© JUNGE FREIHEIT Verlag GmbH & Co.  www.jungefreiheit.de  25/12 15. Juni 2012

Eine gegen alle
Runde der Parlamentswahl in Frankreich: Prestigeerfolg für Front National
Friedrich-Thorsten Müller

Nach dem ersten Wahlgang zur Parlamentswahl in Frankreich zeichnet sich für die Stichwahl am kommenden Sonntag eine absolute Mehrheit für die Sozialisten und ihre grünen Bündnispartner ab. Bei einer Wahlbeteiligung von nur 57 Prozent gingen die Sozialisten am Sonntag mit 29,4 Prozent als stärkste Kraft aus der ersten Wahlrunde hervor. Unter Berücksichtigung der zu erwartenden Wahlempfehlungen für den zweiten Wahlgang, ist damit zu rechnen, daß François Hollande mit einer linken Mehrheit in der Nationalversammlung durchregieren können wird.

Die bürgerliche UMP unter Jean-François Copé liegt zwar mit 27,1 Prozent nicht bedeutend schlechter.
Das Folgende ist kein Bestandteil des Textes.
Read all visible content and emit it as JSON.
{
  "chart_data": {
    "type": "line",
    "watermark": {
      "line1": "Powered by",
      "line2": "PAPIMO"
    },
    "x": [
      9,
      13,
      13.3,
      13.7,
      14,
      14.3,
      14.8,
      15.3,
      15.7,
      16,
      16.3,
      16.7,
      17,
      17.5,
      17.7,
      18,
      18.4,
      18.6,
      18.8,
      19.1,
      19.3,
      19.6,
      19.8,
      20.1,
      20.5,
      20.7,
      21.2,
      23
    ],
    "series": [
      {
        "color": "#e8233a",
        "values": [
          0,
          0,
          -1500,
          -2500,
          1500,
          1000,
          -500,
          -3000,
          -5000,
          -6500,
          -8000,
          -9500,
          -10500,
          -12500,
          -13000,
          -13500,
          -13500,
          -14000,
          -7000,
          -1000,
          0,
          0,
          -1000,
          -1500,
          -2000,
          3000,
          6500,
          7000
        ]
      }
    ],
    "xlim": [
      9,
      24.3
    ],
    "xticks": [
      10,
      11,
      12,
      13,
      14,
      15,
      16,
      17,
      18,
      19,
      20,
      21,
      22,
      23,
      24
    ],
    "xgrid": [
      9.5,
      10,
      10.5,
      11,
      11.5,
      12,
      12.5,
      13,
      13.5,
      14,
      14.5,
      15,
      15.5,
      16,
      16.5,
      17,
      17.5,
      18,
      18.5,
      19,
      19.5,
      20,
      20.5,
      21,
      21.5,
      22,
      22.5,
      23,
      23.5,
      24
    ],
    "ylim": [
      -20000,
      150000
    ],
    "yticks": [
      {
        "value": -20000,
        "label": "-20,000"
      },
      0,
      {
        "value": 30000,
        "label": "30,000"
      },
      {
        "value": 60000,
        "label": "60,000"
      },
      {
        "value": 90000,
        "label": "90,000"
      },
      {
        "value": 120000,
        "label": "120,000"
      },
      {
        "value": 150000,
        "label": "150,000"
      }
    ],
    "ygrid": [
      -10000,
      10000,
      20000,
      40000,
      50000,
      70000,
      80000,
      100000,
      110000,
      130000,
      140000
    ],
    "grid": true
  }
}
Allerdings hat sie durch ihren grundsätzlichen Abgrenzungskurs gegenüber dem mit 13,6 Prozent drittplazierten rechten Front National (FN) Marine Le Pens kaum Möglichkeiten für strategische Wahlabsprachen. Und das, obwohl der FN in fünf der 577 Wahlkreise die stärkste politische Kraft geworden ist und in vielen anderen besser abgeschnitten hat als die Konservativen, so daß theoretisch genug Tauschgeschäfte durch wechselseitige Kandidatenrückzüge und Empfehlungen möglich wären.

Gleichwohl gibt es unter dem Eindruck der Verdreifachung des Stimmenanteils des FN gegenüber der letzten Parlamentswahl (2007: 4,3 Prozent) erste Zersetzungserscheinungen dieser Abgrenzungspolitik. Dazu dürfte vor allem auch die erfolgreiche Entdämonisierungspolitk von Marine Le Pen beigetragen haben. So verweigern sich die Bürgerlichen für die Stichwahl einer „republikanischen Front“ mit den Sozialisten, wie sie noch 2002 gegen Jean-Marie Le Pen im Kampf um das Präsidentenamt ausgerufen wurde.

Das heißt, die UMP will in keinem der 61 Wahlkreise, in denen der FN in die zweite, entscheidende Runde gekommen ist, ihre Kandidaten zurückziehen, um mit einer entsprechenden Wahlempfehlung für einen Sozialisten dann einem aussichtsreichen FN-Kandidaten die Wahlchancen zu verbauen.

Im Gegenteil erklärte inzwischen im südfranzösischen Wahlkreis 16 im Departement Bouches-du-Rhône der drittplazierte UMP-Kandidat Roland Chassain seinen Verzicht auf einen Wahlantritt im zweiten Durchgang zugunsten der zweitplatzierten FN-Kandidatin Valérie Laupies, der er sich politisch näher fühlt. Es ist nicht auszuschließen, daß dies bereits jetzt weitere regionale Absprachen nach sich zieht. Marine Le Pen erklärte sich schon vor der Wahl ausdrücklich zu „Einzelfallunterstützungen patriotischer UMP-Kandidaten“ bereit.

Generell sind durch das wenig repräsentative Mehrheitswahlrecht, trotz seines guten Abschneidens, die Wahlchancen des FN auf realistisch null bis drei Abgeordnete zusammengeschmolzen. Zumal die Sozialisten inzwischen versuchen, weniger aussichtsreiche eigene Kandidaten auch ohne Vereinbarung mit den Konservativen zum Rückzug aus dem zweiten Wahlgang zu bewegen, wo dies die Wahlchancen des FN schmälern könnte.

Am aussichtsreichsten dürfte darum die Kandidatur der Parteivorsitzenden Marine Le Pen sein, die mit sensationellen 42,4 Prozent in ihrem Wahlkreis in der Region Pas-de-Calais in die Stichwahl einzog. Insbesondere die Deklassierung ihres linksextremen Präsidentschaftsrivalen Jean-Luc Mélenchon im selben Wahlkreis, der nicht in die nächste Wahlrunde gekommen ist, kann bereits als großer Prestigeerfolg gewertet werden.